Stellungnahme des Europäischen Wirtschafts- und Sozialausschusses zu dem Grünbuch — Effiziente Vollstreckung gerichtlicher Entscheidungen in der Europäischen Union: Transparenz des Schuldnervermögens

ABl. C 175 vom 28.7.2009, p. 73–77 (BG, ES, CS, DA, DE, ET, EL, EN, FR, IT, LV, LT, HU, MT, NL, PL, PT, RO, SK, SL, FI, SV)

28.7.2009   

DE

Amtsblatt der Europäischen Union

C 175/73


Stellungnahme des Europäischen Wirtschafts- und Sozialausschusses zu dem „Grünbuch — Effiziente Vollstreckung gerichtlicher Entscheidungen in der Europäischen Union: Transparenz des Schuldnervermögens“

KOM(2008) 128 endg.

(2009/C 175/12)

Die Europäische Kommission beschloss am 6. März 2008, den Europäischen Wirtschafts- und Sozialausschuss gemäß Artikel 262 des EG-Vertrags um Stellungnahme zu folgender Vorlage zu ersuchen:

„Grünbuch — Effiziente Vollstreckung gerichtlicher Entscheidungen in der Europäischen Union: Transparenz des Schuldnervermögens“

KOM(2008) 128 endg.

Die mit den Vorarbeiten beauftragte Fachgruppe Binnenmarkt, Produktion und Verbrauch nahm ihre Stellungnahme am 6. November 2008 an. Berichterstatter war Herr PEGADO LIZ.

Der Ausschuss verabschiedete auf seiner 449. Plenartagung am 3./4. Dezember 2008 (Sitzung vom 3. Dezember) mit 161 gegen 2 Stimmen bei 7 Stimmenthaltungen folgende Stellungnahme:

1.   Schlussfolgerungen

1.1   Das „Grünbuch — Effiziente Vollstreckung gerichtlicher Entscheidungen in der Europäischen Union: Transparenz des Schuldnervermögens“ (KOM(2008) 128 endg. vom 6. März 2008) knüpft an das Grünbuch zur vorläufigen Kontenpfändung (KOM (2006) 618 endg.) an und reiht sich ein in die Palette von Maßnahmen der Kommission zur Schaffung eines europäischen Raums des Rechts, mit dem die Verwirklichung des Binnenmarktes aus rechtlicher Sicht unterstützt werden soll.

1.2   Der EWSA hat diese Maßnahmen stets grundsätzlich befürwortet, jedoch auch darauf hingewiesen, dass sie im Hinblick auf die Subsidiarität und Verhältnismäßigkeit sowie die Vereinbarkeit mit den Grundprinzipien des Zivilverfahrensrechts, die allen Mitgliedstaaten gemeinsam sind, und auf die umfassende Einhaltung der Grundrechte entsprechend gerechtfertigt sein müssen.

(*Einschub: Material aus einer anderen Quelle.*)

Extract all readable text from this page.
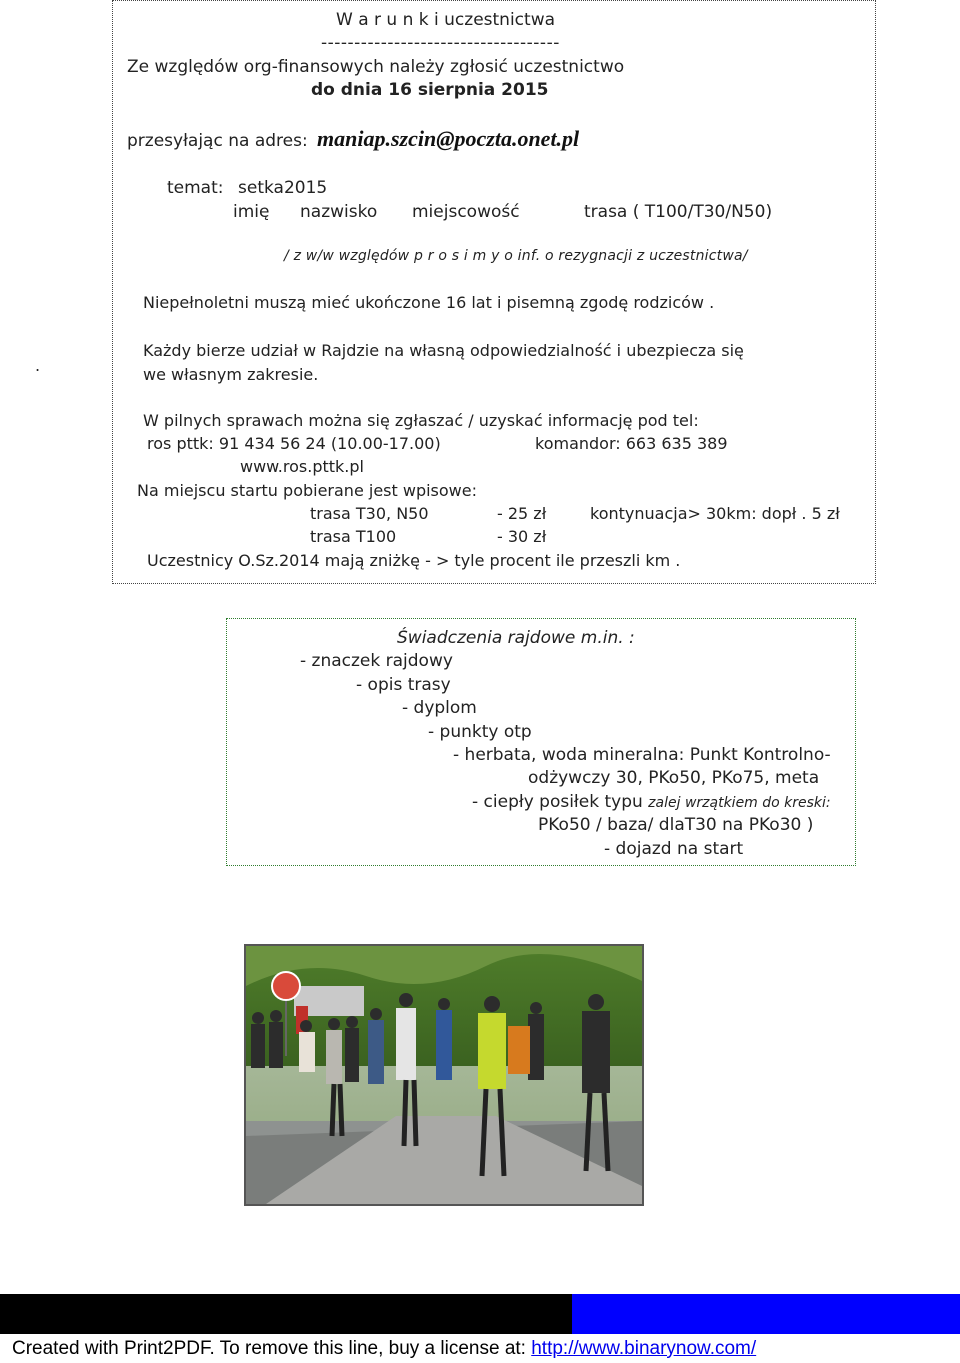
W a r u n k i uczestnictwa
------------------------------------
Ze względów org-finansowych należy zgłosić uczestnictwo
do dnia 16 sierpnia 2015
przesyłając na adres: maniap.szcin@poczta.onet.pl
temat: setka2015
imię nazwisko miejscowość	trasa ( T100/T30/N50)
/ z w/w względów p r o s i m y o inf. o rezygnacji z uczestnictwa/
Niepełnoletni muszą mieć ukończone 16 lat i pisemną zgodę rodziców .
.
Każdy bierze udział w Rajdzie na własną odpowiedzialność i ubezpiecza się
we własnym zakresie.
W pilnych sprawach można się zgłaszać / uzyskać informację pod tel:
ros pttk: 91 434 56 24 (10.00-17.00)	komandor: 663 635 389
www.ros.pttk.pl
Na miejscu startu pobierane jest wpisowe:
trasa T30, N50	- 25 zł	kontynuacja> 30km: dopł . 5 zł
trasa T100	- 30 zł
Uczestnicy O.Sz.2014 mają zniżkę - > tyle procent ile przeszli km .
Świadczenia rajdowe m.in. :
- znaczek rajdowy
- opis trasy
- dyplom
- punkty otp
- herbata, woda mineralna: Punkt Kontrolno-
odżywczy 30, PKo50, PKo75, meta
- ciepły posiłek typu zalej wrzątkiem do kreski:
PKo50 / baza/ dlaT30 na PKo30 )
- dojazd na start
Created with Print2PDF. To remove this line, buy a license at: http://www.binarynow.com/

1.3   Sowohl in seiner Stellungnahme zum früheren Grünbuch zur Kontenpfändung als auch in dieser Stellungnahme vertritt der EWSA die Auffassung, dass diese Initiativen nicht in ausreichender Weise auf Tatsachengrundlagen basieren, welche die Fälle, die damit angegangen werden sollen, entsprechend definieren und charakterisieren. Einige der vorgeschlagenen Maßnahmen gehen aus der Sicht der Verhältnismäßigkeit weit über das Maß dessen hinaus, was notwendig ist und sich nicht durch bereits bestehende einzelstaatliche Mittel erreichen lässt. In einigen Fällen können sie sogar die Verletzung bestimmter Grundrechte der Bürger wie des Schutzes der Privatsphäre oder des Rechts auf Ausgewogenheit der Verteidigungsmittel bewirken.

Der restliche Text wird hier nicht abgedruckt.